“Mr. Gault instructs me to say that you and your girl must prepare to go out to Fort Good Hope when the fur goes in four or five days’ time. He can no longer take the responsibility of keeping you here while the Slavis are in open rebellion.”
Loseis laughed scornfully. “He can always find respectable-sounding words, can’t he?” she said. “You’re a white man, aren’t you? I should think you would feel ashamed to be the carrier of such lying words.”
Moale’s face changed not a muscle. Some secret feeling made him proof against her scorn. He was not altogether white. He had not looked directly in her face.
Loseis’ temper got the better of her. “You tell Gault, I shan’t go!” she cried.
In his even voice Moale said: “I am instructed to say that Mr. Gault is prepared for that.”
Loseis shut the door.
During the hours that followed she walked up and down her room, half beside herself with balked rage. What possible answer was there to this latest threat of Gault’s. He had hinted at using force. He intended to lay hands on her. To Loseis’ flaming blood there were only two possible answers: to kill herself or to kill Gault. The first alternative she immediately rejected; that was the counsel of weakness. Nothing would please Gault better than for her to kill herself. She would kill Gault then, before he should lay hands on her. But ah! dared she take the life of a white man? She had had so vivid an experience of death taking a man in his strength.

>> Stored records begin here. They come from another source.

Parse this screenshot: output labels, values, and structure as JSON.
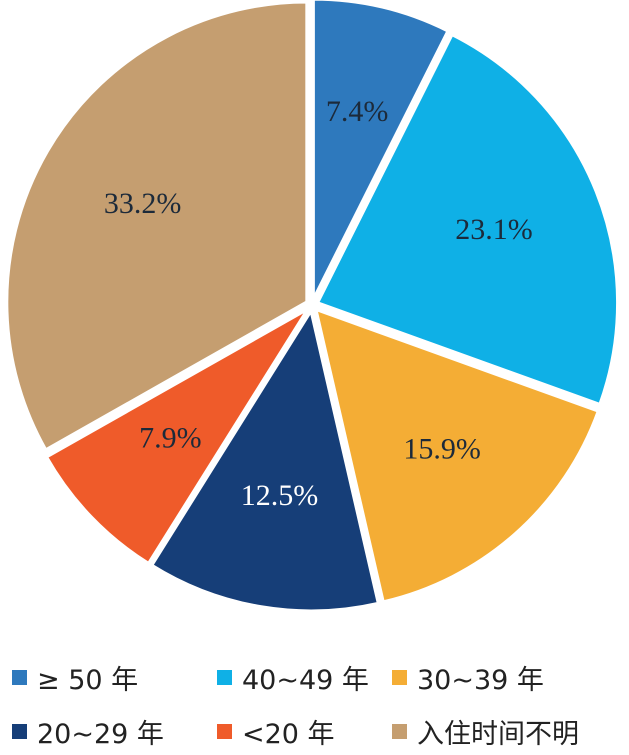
{
  "chart_data": {
    "type": "pie",
    "title": "",
    "slices": [
      {
        "name": "≥ 50 年",
        "value": 7.4,
        "label": "7.4%",
        "color": "#2e79bd",
        "label_color": "#1c2a3a"
      },
      {
        "name": "40~49 年",
        "value": 23.1,
        "label": "23.1%",
        "color": "#0fb0e6",
        "label_color": "#1c2a3a"
      },
      {
        "name": "30~39 年",
        "value": 15.9,
        "label": "15.9%",
        "color": "#f4ad35",
        "label_color": "#1c2a3a"
      },
      {
        "name": "20~29 年",
        "value": 12.5,
        "label": "12.5%",
        "color": "#163e78",
        "label_color": "#ffffff"
      },
      {
        "name": "<20 年",
        "value": 7.9,
        "label": "7.9%",
        "color": "#ef5b2a",
        "label_color": "#1c2a3a"
      },
      {
        "name": "入住时间不明",
        "value": 33.2,
        "label": "33.2%",
        "color": "#c59e70",
        "label_color": "#1c2a3a"
      }
    ],
    "start": "12 o'clock",
    "direction": "clockwise",
    "legend_position": "bottom"
  }
}
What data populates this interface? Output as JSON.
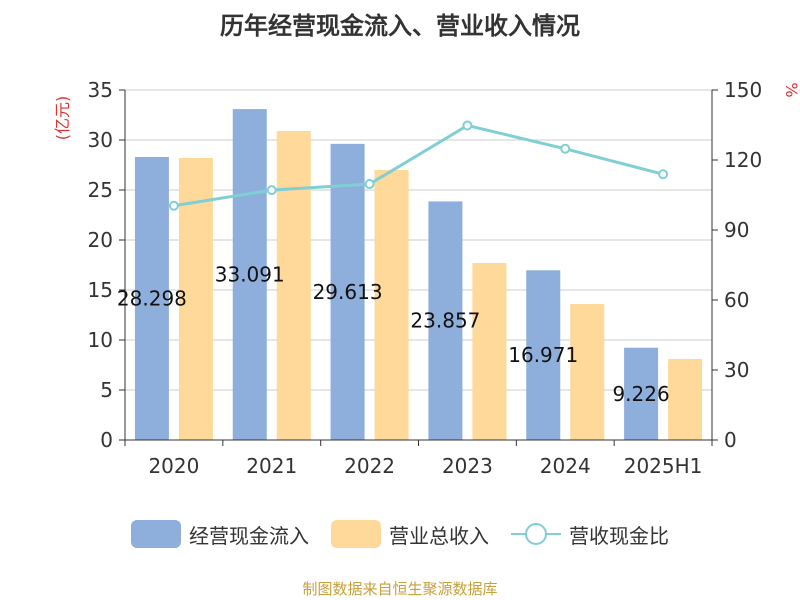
{
  "chart_data": {
    "type": "bar",
    "title": "历年经营现金流入、营业收入情况",
    "categories": [
      "2020",
      "2021",
      "2022",
      "2023",
      "2024",
      "2025H1"
    ],
    "ylabel_left": "(亿元)",
    "ylabel_right": "%",
    "ylim_left": [
      0,
      35
    ],
    "yticks_left": [
      0,
      5,
      10,
      15,
      20,
      25,
      30,
      35
    ],
    "ylim_right": [
      0,
      150
    ],
    "yticks_right": [
      0,
      30,
      60,
      90,
      120,
      150
    ],
    "grid": true,
    "legend_position": "bottom",
    "series": [
      {
        "name": "经营现金流入",
        "kind": "bar",
        "axis": "left",
        "color": "#8eaedb",
        "values": [
          28.298,
          33.091,
          29.613,
          23.857,
          16.971,
          9.226
        ],
        "data_labels": [
          "28.298",
          "33.091",
          "29.613",
          "23.857",
          "16.971",
          "9.226"
        ]
      },
      {
        "name": "营业总收入",
        "kind": "bar",
        "axis": "left",
        "color": "#fed99a",
        "values": [
          28.2,
          30.9,
          27.0,
          17.7,
          13.6,
          8.1
        ]
      },
      {
        "name": "营收现金比",
        "kind": "line",
        "axis": "right",
        "color": "#7fcfd5",
        "values": [
          100.4,
          107.1,
          109.7,
          134.8,
          124.8,
          113.9
        ]
      }
    ]
  },
  "source_note": "制图数据来自恒生聚源数据库"
}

Besides there were three other men. She could not hope to shoot them all before she was seized. She would be carried out anyhow. She visualized the horrors of a trial of which she knew so little; she imagined the cloud of lies that would beat her down. She had no one to speak for her but Mary-Lou; and Mary-Lou would never be allowed to speak. And if she were, the simple red girl would be struck dumb with terror. Disgraced! Disgraced! thought Loseis. Parted from Conacher without hope in this life. She buried her face in her hands. I must not kill him! she thought in terror. I must not let myself kill him. . . . But how can I help it if he lays hands on me!
If Gault had come over without warning to seize her, Loseis would have snatched up a gun, and shot him without thinking about it. But with devilish cunning he had sent to tell her of his intention. He was giving her four days in which to go mad with trying to find a way out when there was none.
Mary-Lou was terrified by the expression on her mistress’ face. She held out her arms imploringly. “Please . . . please to go to bed,” she whispered. “You will sleep. To-morrow you feel better.”